Let $f(x)$ be a monic irreducible polynomial over $\mathbb{Z}$ and let $\alpha$ be a root of $f$. Then I have to show that $f(r)~|~disc(\alpha)$, when $f'(x)$ has a root $r$ in $\mathbb{Z}$.
These are the things I have tried so far.
(1) First I tried to understand how one can understand $N(f'(\alpha))$.
(2) Writing $f'(x)=(x-r)g(x)$, with $g(x)\in\mathbb{Z}[x]$ and using the division algorithm one can write $f(x)=(x-r)^2q(x)+R$, for some $q(x)\in \mathbb{Z}[x]$ and $R\in\mathbb{Z}\setminus\{0\}$. Since $f(\alpha)=0$, it follows that $f(r)=R=-(\alpha-r)^2q(\alpha)$. This way we can get a relation between $g$ and $q$ and $q'$, i.e., $g=2q+q'$.
None of these helps in proving the required statement. In fact, they are asking for a statement when $r$ is rational but not necessarily in $\mathbb{Z}$. Any helpful suggestion is appreciated.
The discriminant of $f$ can be expressed in terms of the resultant, $R$, of $f$ and $f'$, as $$ \Delta(f)=(-1)^{n(n-1)/2}R(f,f') $$ where $n$ is the degree of $f$.

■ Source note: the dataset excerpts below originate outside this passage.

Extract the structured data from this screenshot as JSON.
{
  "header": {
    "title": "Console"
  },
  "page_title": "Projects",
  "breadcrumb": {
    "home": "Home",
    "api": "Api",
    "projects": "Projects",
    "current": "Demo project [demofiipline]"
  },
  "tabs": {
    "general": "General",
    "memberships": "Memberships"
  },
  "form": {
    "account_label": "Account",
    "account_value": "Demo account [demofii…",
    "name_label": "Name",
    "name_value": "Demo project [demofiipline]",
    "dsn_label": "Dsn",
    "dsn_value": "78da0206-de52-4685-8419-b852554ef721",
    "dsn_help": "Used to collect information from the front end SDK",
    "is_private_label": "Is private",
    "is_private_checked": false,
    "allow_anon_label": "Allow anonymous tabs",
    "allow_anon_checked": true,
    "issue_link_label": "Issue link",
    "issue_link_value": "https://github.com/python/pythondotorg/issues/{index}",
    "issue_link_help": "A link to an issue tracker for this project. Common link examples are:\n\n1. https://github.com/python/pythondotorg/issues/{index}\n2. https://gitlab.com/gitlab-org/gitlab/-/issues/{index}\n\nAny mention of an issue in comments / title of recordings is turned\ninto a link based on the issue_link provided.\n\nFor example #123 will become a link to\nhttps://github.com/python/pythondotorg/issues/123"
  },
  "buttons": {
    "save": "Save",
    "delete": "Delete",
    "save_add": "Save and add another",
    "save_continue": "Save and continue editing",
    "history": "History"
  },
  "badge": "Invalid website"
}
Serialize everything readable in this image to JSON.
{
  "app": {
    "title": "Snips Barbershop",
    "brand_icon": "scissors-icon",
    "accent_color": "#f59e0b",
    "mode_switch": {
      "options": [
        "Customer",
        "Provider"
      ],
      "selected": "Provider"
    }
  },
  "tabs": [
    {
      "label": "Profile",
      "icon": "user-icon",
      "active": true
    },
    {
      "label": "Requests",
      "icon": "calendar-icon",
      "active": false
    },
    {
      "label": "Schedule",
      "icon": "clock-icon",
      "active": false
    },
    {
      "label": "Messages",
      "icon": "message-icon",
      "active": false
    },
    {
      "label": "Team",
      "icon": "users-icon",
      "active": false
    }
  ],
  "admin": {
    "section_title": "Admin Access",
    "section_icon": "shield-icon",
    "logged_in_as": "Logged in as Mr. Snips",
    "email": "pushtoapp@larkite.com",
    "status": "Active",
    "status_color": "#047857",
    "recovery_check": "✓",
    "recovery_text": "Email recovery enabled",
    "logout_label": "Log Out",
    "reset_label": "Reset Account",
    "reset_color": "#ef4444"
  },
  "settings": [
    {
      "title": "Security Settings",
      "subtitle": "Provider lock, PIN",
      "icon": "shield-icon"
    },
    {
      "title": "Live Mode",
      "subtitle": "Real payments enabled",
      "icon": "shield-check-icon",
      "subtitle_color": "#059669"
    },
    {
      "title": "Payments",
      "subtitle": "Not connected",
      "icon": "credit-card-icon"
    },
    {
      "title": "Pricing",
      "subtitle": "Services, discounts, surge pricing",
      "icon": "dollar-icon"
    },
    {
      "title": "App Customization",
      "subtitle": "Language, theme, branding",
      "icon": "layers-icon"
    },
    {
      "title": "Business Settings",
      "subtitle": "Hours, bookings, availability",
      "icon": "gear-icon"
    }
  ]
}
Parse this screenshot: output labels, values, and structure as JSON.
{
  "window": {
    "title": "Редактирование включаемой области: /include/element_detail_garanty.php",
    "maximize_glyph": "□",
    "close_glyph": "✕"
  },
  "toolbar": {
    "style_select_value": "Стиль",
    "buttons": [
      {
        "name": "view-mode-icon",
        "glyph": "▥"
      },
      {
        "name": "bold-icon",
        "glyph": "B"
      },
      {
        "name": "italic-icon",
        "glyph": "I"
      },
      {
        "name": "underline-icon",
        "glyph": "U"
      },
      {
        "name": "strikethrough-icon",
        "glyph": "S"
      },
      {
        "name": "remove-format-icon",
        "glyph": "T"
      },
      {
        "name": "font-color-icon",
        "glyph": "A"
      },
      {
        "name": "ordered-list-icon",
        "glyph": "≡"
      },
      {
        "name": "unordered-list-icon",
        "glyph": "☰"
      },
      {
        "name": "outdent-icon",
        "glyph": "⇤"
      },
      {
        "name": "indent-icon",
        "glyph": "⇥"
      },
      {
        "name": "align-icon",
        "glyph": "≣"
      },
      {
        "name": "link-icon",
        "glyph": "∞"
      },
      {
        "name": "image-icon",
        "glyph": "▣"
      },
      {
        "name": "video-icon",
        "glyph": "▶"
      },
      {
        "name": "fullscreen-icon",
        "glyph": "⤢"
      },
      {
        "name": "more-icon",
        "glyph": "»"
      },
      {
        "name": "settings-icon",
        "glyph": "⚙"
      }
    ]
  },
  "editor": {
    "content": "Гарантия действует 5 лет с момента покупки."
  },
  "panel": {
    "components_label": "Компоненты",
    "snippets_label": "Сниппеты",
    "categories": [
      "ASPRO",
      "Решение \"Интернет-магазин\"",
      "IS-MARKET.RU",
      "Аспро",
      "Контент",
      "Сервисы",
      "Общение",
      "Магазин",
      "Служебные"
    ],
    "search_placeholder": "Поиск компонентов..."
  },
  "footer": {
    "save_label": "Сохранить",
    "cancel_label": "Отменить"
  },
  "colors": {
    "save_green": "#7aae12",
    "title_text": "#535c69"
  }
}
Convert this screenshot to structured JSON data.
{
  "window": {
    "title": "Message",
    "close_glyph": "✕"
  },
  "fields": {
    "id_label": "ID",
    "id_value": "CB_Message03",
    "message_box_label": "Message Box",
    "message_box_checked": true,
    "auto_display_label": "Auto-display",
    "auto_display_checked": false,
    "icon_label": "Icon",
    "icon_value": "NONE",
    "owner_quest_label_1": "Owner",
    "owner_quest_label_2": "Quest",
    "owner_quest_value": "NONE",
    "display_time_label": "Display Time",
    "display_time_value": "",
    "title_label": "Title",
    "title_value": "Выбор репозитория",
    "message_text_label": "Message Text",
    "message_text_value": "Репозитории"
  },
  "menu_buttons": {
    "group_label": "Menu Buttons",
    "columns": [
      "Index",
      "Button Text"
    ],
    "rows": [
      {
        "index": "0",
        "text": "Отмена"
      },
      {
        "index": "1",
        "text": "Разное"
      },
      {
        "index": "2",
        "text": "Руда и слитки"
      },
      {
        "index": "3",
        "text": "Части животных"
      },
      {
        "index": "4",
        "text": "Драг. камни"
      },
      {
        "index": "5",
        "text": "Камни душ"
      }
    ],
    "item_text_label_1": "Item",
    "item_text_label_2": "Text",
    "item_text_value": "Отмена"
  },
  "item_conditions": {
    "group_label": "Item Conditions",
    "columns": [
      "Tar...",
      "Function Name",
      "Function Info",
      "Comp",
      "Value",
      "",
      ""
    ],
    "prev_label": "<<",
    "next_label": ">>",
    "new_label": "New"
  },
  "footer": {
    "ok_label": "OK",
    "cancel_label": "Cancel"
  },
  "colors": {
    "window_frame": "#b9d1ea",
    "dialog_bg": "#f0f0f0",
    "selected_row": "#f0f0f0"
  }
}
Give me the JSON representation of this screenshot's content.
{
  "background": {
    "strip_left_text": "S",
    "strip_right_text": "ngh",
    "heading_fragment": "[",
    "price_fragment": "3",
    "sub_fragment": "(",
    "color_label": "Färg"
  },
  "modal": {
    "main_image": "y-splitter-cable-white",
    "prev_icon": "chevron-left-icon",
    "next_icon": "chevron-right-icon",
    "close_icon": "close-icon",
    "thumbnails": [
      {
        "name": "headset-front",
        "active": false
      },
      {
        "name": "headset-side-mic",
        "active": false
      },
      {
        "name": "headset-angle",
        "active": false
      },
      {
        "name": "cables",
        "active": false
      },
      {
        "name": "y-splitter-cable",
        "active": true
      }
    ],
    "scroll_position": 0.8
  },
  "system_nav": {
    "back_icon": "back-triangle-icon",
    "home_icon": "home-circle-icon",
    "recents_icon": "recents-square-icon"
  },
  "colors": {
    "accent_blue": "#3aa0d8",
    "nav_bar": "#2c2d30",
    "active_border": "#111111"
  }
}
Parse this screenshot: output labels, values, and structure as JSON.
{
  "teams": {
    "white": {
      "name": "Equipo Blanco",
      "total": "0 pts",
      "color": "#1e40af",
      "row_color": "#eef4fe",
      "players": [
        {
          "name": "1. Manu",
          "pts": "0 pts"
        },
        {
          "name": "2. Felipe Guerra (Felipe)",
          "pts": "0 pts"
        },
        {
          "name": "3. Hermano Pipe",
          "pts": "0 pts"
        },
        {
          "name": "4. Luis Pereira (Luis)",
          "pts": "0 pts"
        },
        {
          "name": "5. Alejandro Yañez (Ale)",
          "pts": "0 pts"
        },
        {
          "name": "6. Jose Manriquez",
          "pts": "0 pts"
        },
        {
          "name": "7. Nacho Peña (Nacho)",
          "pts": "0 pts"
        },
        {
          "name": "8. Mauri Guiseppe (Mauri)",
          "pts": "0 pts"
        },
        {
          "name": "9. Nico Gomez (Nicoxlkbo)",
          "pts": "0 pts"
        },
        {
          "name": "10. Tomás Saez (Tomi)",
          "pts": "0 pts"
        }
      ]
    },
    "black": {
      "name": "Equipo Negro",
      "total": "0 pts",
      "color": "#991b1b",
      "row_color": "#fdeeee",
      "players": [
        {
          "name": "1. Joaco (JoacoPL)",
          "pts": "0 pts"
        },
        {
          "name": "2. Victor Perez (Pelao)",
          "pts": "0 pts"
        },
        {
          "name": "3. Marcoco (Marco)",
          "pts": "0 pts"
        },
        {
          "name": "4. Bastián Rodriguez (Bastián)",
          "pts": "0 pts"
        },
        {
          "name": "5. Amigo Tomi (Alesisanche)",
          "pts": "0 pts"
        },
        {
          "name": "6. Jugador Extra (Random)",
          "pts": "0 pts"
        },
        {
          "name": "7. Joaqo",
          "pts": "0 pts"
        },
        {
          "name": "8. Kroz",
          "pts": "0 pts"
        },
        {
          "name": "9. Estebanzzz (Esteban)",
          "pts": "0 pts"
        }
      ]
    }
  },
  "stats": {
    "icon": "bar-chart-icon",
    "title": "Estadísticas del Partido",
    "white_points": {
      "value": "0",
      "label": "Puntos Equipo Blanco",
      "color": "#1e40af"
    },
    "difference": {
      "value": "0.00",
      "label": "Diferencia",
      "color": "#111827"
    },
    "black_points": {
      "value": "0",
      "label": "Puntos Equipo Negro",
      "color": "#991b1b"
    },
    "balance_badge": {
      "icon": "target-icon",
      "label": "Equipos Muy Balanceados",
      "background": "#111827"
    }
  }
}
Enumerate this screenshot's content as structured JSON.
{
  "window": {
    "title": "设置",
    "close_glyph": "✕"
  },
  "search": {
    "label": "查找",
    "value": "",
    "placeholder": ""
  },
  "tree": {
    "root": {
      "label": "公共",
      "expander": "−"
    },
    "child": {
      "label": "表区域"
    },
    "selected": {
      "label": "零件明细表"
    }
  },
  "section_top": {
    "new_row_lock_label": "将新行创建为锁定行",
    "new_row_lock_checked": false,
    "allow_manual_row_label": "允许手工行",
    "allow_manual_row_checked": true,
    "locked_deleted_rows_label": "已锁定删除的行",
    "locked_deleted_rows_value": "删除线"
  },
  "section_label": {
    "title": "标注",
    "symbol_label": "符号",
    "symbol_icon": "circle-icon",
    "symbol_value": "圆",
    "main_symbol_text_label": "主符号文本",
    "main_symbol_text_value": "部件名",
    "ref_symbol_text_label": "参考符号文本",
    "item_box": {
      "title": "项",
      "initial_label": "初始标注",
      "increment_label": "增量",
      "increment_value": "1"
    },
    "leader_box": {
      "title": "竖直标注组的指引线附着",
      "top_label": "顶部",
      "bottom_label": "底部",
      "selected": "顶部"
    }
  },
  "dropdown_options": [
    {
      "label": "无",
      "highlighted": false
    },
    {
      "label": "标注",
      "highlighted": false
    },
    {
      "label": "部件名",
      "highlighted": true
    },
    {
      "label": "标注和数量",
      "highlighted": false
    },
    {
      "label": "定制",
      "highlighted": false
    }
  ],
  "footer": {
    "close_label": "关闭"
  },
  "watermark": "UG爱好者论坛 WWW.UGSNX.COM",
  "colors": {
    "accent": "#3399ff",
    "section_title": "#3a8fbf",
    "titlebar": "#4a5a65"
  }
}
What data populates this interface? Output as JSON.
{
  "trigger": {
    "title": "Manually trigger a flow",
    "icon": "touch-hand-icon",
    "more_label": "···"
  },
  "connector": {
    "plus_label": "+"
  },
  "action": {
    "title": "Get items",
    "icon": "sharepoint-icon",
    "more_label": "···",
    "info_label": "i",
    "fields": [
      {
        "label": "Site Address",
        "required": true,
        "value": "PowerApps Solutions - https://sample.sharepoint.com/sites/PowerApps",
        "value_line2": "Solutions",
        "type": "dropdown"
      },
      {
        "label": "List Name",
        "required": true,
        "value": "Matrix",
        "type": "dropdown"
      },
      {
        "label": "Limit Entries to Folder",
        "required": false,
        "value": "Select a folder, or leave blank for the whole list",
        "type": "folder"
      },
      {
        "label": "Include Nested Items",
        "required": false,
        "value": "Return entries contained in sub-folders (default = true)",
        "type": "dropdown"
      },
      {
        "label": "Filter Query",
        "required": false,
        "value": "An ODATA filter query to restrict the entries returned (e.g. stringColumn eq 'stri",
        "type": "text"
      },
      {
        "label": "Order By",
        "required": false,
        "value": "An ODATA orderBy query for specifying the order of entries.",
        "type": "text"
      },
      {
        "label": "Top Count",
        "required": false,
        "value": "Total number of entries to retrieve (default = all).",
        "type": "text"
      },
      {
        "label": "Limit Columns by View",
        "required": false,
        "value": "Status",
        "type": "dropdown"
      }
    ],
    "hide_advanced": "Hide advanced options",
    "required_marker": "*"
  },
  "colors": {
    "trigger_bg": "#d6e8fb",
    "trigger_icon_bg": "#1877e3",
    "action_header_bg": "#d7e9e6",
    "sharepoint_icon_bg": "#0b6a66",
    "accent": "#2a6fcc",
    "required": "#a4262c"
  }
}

The resultant can be expressed in terms of the product of $f(x)$ evaluated at the zeros of $f'$. Let those zeros be $r$ and $r_2,\dotsc,r_{n-1}$. Then $$ R(f,f')=(-1)^{n(n-1)}n^nf(r)\prod_{i=2}^{n-1}f(r_i) $$ Putting these together, and ignoring the powers of $-1$ which have no effect on divisibility, we have $$ \Delta(f)=n^2f(r)\prod_{i=2}^{n-1}nf(r_i) $$ Now some of the $r_i$, $i=2,\dotsc,n-1$ may be rational, some may be complete sets of conjugates; in any event, they are the roots of $f'/(x-r)$, which is a polynomial of degree $n-2$ with integer coefficients and leading coefficient $n$, so that product is going to be an integer, and we see $f(r)$ divides $\Delta(f)$.